The cereal and milk intervention led to a modest but significant decrease in the proportion of dietary fat as a percentage of total energy intake and an increase in the proportion of energy derived from carbohydrate. This, together with the lack of increase in energy intake suggests that the cereal may have displaced fat-rich foods from the diet of these girls. This is compatible with the findings of Deshmuk-Taskar et al. [
42], who reported a lower intake of fat and a higher intake of carbohydrate in children and adolescents who consumed ready to eat breakfast cereal (RTEC) compared with non-consumers. There is also a small literature suggesting that breakfast consumption may influence snacking behaviour such as to reduce energy intake from snacks and reduce snacking frequency [
43]. Utter et al. [
44] reported that skipping breakfast is associated with a greater frequency of snacking in New Zealand teenagers. It is possible that the cereal and milk intervention had the effect of reducing the consumption of fat-rich snacks; this is the subject of further investigation. Before the intervention, analysis indicated a significant interaction between various measures of carbohydrate intake; this seemed to be a result of between-group differences in mean values (not-significant) for these variables at baseline. The interaction was not evident post-intervention and we do not ascribe particular significance to the observation.

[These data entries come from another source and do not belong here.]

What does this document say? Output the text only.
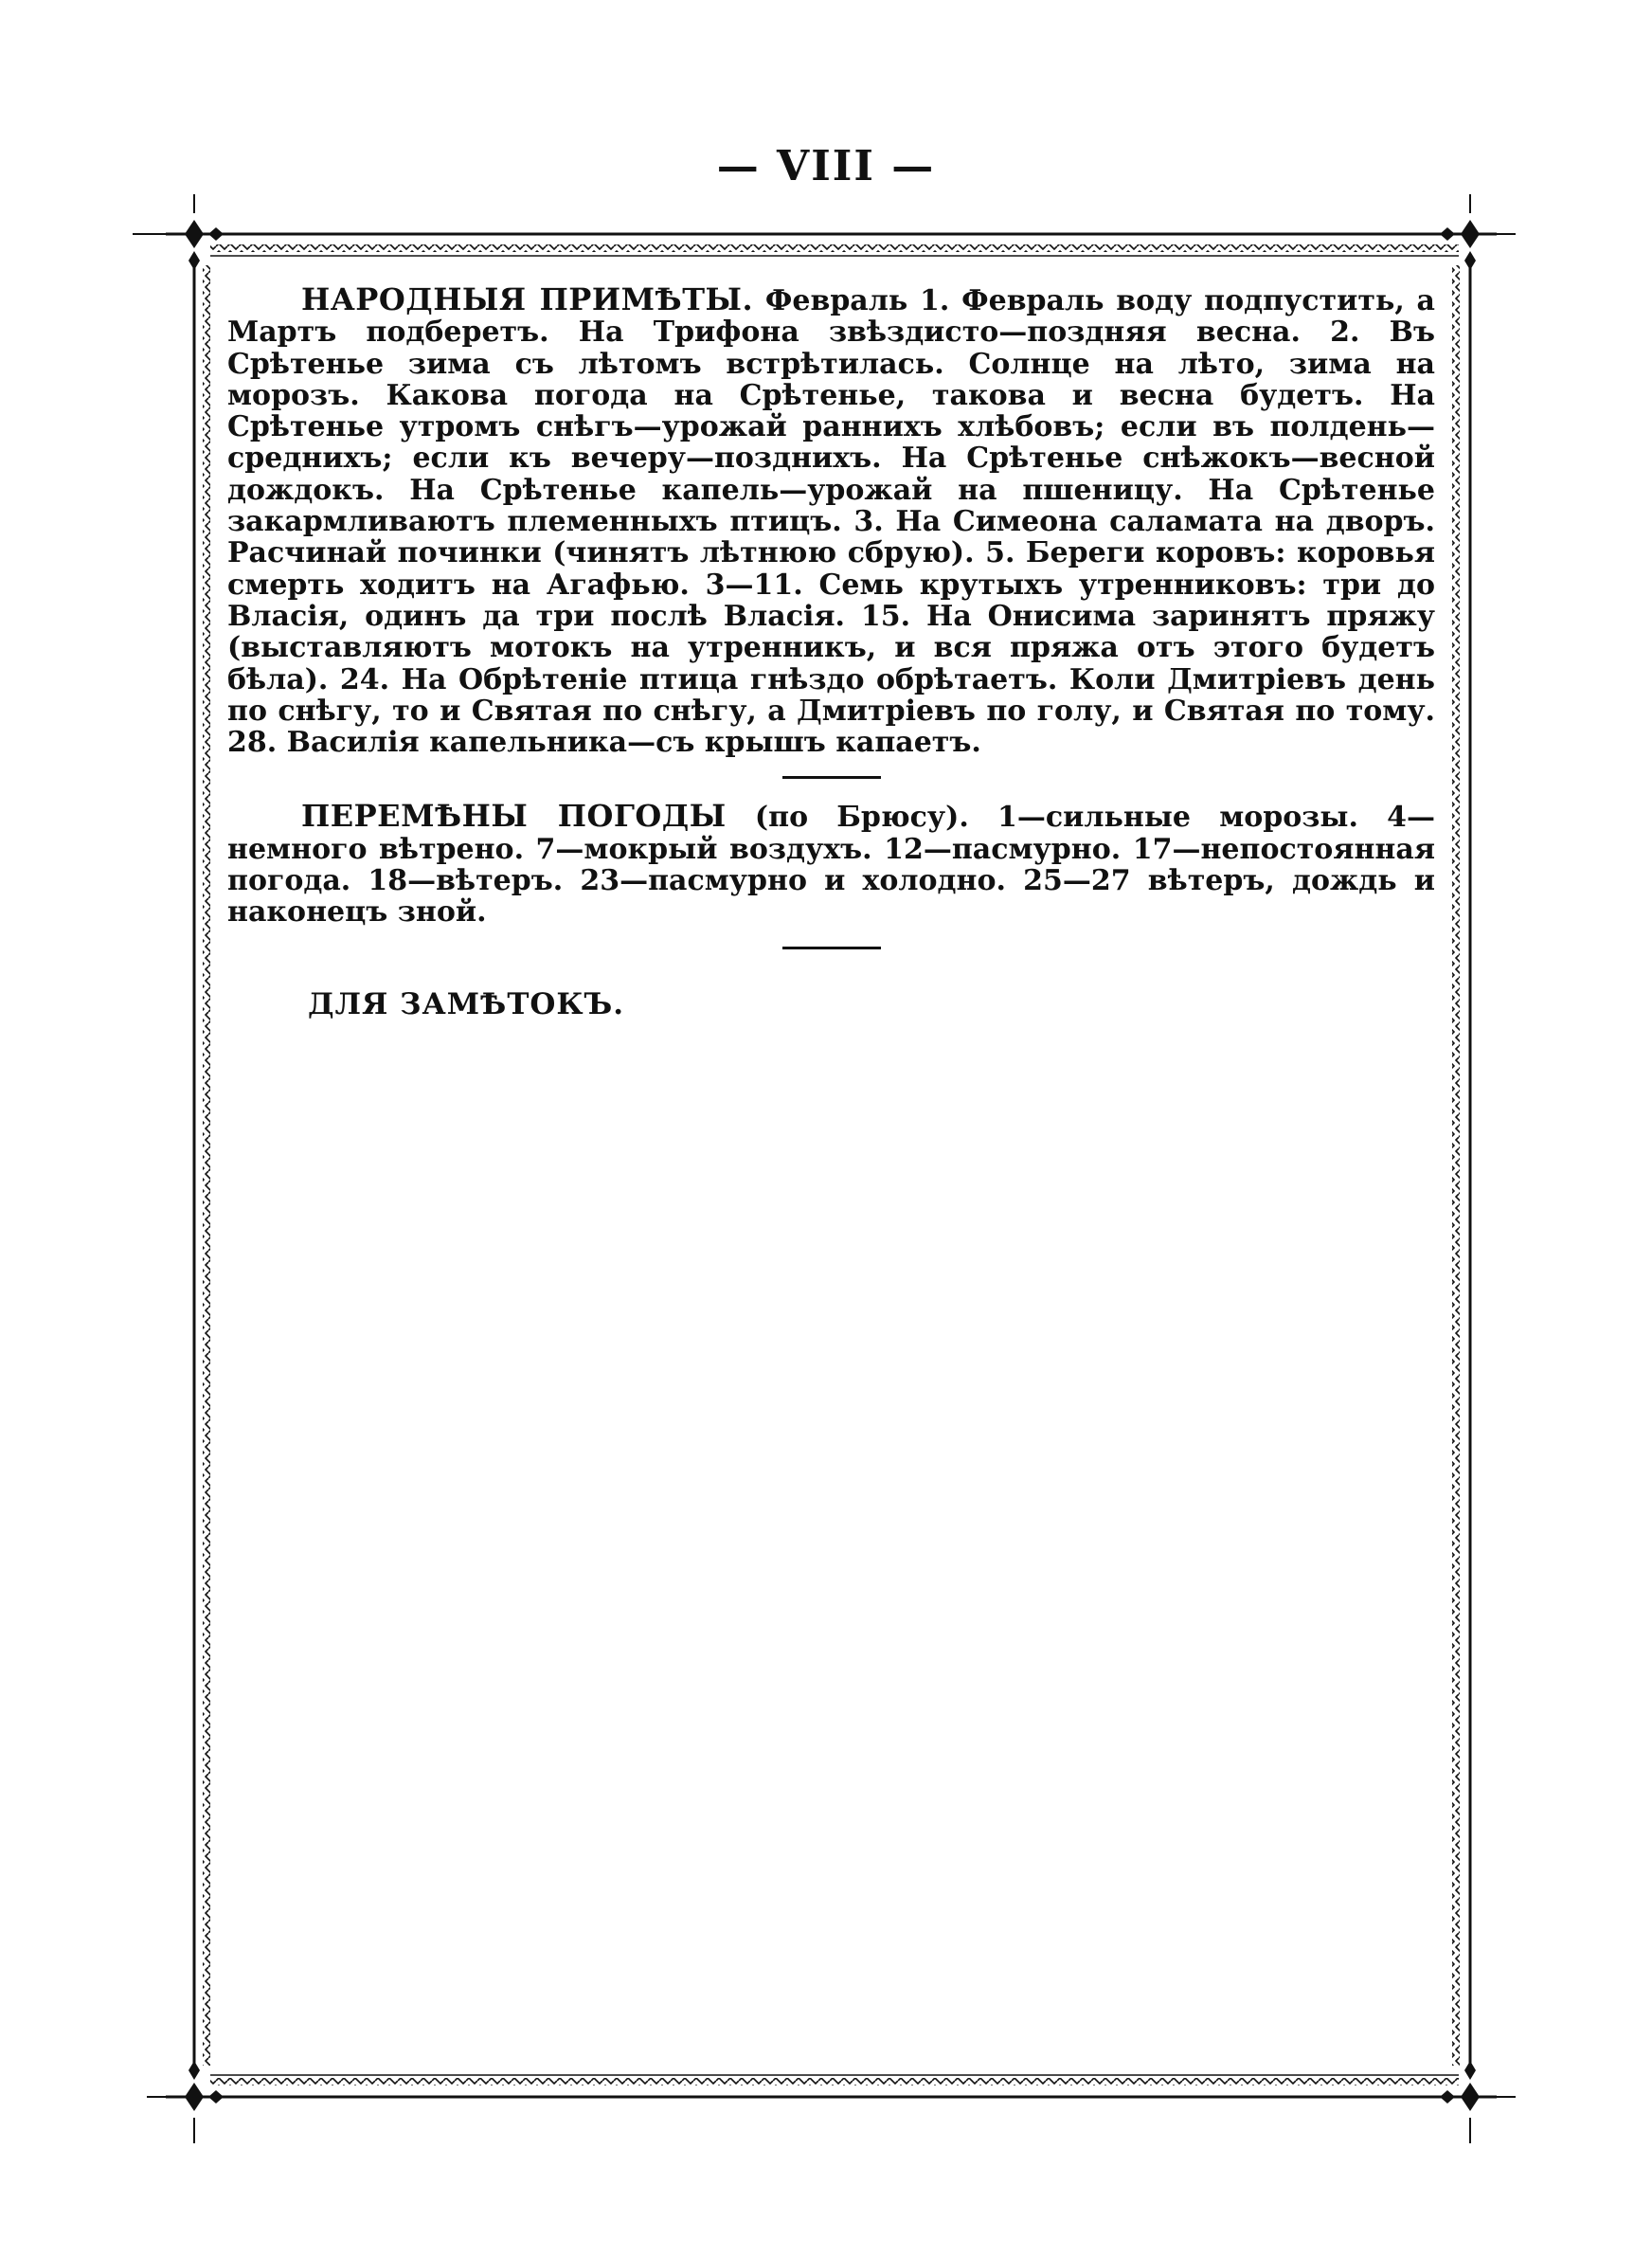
— VIII —

НАРОДНЫЯ ПРИМѢТЫ. Февраль 1. Февраль воду подпустить, а Мартъ подберетъ. На Трифона звѣздисто—поздняя весна. 2. Въ Срѣтенье зима съ лѣтомъ встрѣтилась. Солнце на лѣто, зима на морозъ. Какова погода на Срѣтенье, такова и весна будетъ. На Срѣтенье утромъ снѣгъ—урожай раннихъ хлѣбовъ; если въ полдень—среднихъ; если къ вечеру—позднихъ. На Срѣтенье снѣжокъ—весной дождокъ. На Срѣтенье капель—урожай на пшеницу. На Срѣтенье закармливаютъ племенныхъ птицъ. 3. На Симеона саламата на дворъ. Расчинай починки (чинятъ лѣтнюю сбрую). 5. Береги коровъ: коровья смерть ходитъ на Агафью. 3—11. Семь крутыхъ утренниковъ: три до Власія, одинъ да три послѣ Власія. 15. На Онисима заринятъ пряжу (выставляютъ мотокъ на утренникъ, и вся пряжа отъ этого будетъ бѣла). 24. На Обрѣтеніе птица гнѣздо обрѣтаетъ. Коли Дмитріевъ день по снѣгу, то и Святая по снѣгу, а Дмитріевъ по голу, и Святая по тому. 28. Василія капельника—съ крышъ капаетъ.

ПЕРЕМѢНЫ ПОГОДЫ (по Брюсу). 1—сильные морозы. 4—немного вѣтрено. 7—мокрый воздухъ. 12—пасмурно. 17—непостоянная погода. 18—вѣтеръ. 23—пасмурно и холодно. 25—27 вѣтеръ, дождь и наконецъ зной.

ДЛЯ ЗАМѢТОКЪ.
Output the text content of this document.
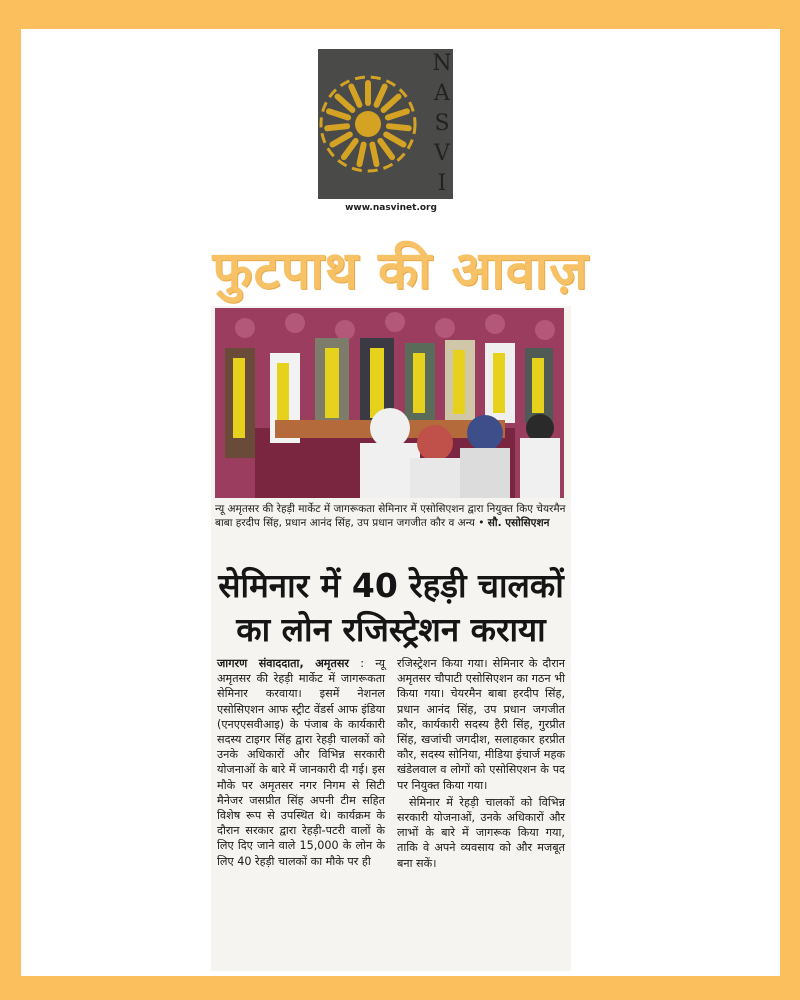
N
A
S
V
I
www.nasvinet.org
फुटपाथ की आवाज़
न्यू अमृतसर की रेहड़ी मार्केट में जागरूकता सेमिनार में एसोसिएशन द्वारा नियुक्त किए चेयरमैन बाबा हरदीप सिंह, प्रधान आनंद सिंह, उप प्रधान जगजीत कौर व अन्य • सौ. एसोसिएशन
सेमिनार में 40 रेहड़ी चालकों
का लोन रजिस्ट्रेशन कराया

जागरण संवाददाता, अमृतसर : न्यू अमृतसर की रेहड़ी मार्केट में जागरूकता सेमिनार करवाया। इसमें नेशनल एसोसिएशन आफ स्ट्रीट वेंडर्स आफ इंडिया (एनएएसवीआइ) के पंजाब के कार्यकारी सदस्य टाइगर सिंह द्वारा रेहड़ी चालकों को उनके अधिकारों और विभिन्न सरकारी योजनाओं के बारे में जानकारी दी गई। इस मौके पर अमृतसर नगर निगम से सिटी मैनेजर जसप्रीत सिंह अपनी टीम सहित विशेष रूप से उपस्थित थे। कार्यक्रम के दौरान सरकार द्वारा रेहड़ी-पटरी वालों के लिए दिए जाने वाले 15,000 के लोन के लिए 40 रेहड़ी चालकों का मौके पर ही

रजिस्ट्रेशन किया गया। सेमिनार के दौरान अमृतसर चौपाटी एसोसिएशन का गठन भी किया गया। चेयरमैन बाबा हरदीप सिंह, प्रधान आनंद सिंह, उप प्रधान जगजीत कौर, कार्यकारी सदस्य हैरी सिंह, गुरप्रीत सिंह, खजांची जगदीश, सलाहकार हरप्रीत कौर, सदस्य सोनिया, मीडिया इंचार्ज महक खंडेलवाल व लोगों को एसोसिएशन के पद पर नियुक्त किया गया।

सेमिनार में रेहड़ी चालकों को विभिन्न सरकारी योजनाओं, उनके अधिकारों और लाभों के बारे में जागरूक किया गया, ताकि वे अपने व्यवसाय को और मजबूत बना सकें।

In conclusion, the daily consumption of a micronutrient-fortified breakfast cereal for 12 weeks, in the morning or the evening, by adolescent girls in the UK, improved status indices for vitamins B2, B12, folate, and iron. For each of these micronutrients this effect was significantly greater than benefits of consuming a non-fortified cereal. Vitamin D status was maintained in girls consuming fortified cereal in contrast with a decline seen in girls consuming unfortified cereal. Consuming cereal in the evening, whether fortified or non-fortified, elicited a modest weight gain but this was not associated with an increase in energy intake. To our knowledge this is the only randomised controlled trial of cereal intervention in adolescents reporting on dietary intake and micronutrient status. These findings are relevant across age and gender groups but have particular importance during the transition from childhood to adolescence, which is generally associated with less healthy dietary choices. The findings contribute to our understanding of the value of developing strategies to encourage the regular consumption of breakfast cereal in adolescents.
Limitations of the study
Dietary intake was estimated using 4-day diet diaries, supported by food portion booklets; the use of weighed records would have produced more reliable data but the additional burden would probably have reduced ease of recruitment to the study and jeopardised compliance. In retrospect it would have been useful to have determined energy expenditure before and during the intervention, given the reported influence of breakfast consumption on morning energy expenditure. However, this would have entailed a significant demand on participants and may have reduced compliance. It may also have been useful to have explored the prevalence of mis-reporting of dietary data, although this is a complex subject to examine and the randomisation design should have minimised the impact on the main findings.
Strengths of the study
To our knowledge this is the only randomised placebo controlled intervention trial that has attempted to determine the effects of consuming breakfast cereal and milk on micronutrient intake and status in adolescents. The separation of the intervention into a morning and an evening consumption added value in that this allowed us to demonstrate the potential benefits of consuming cereal with milk in an evening as an alternative to morning consumption.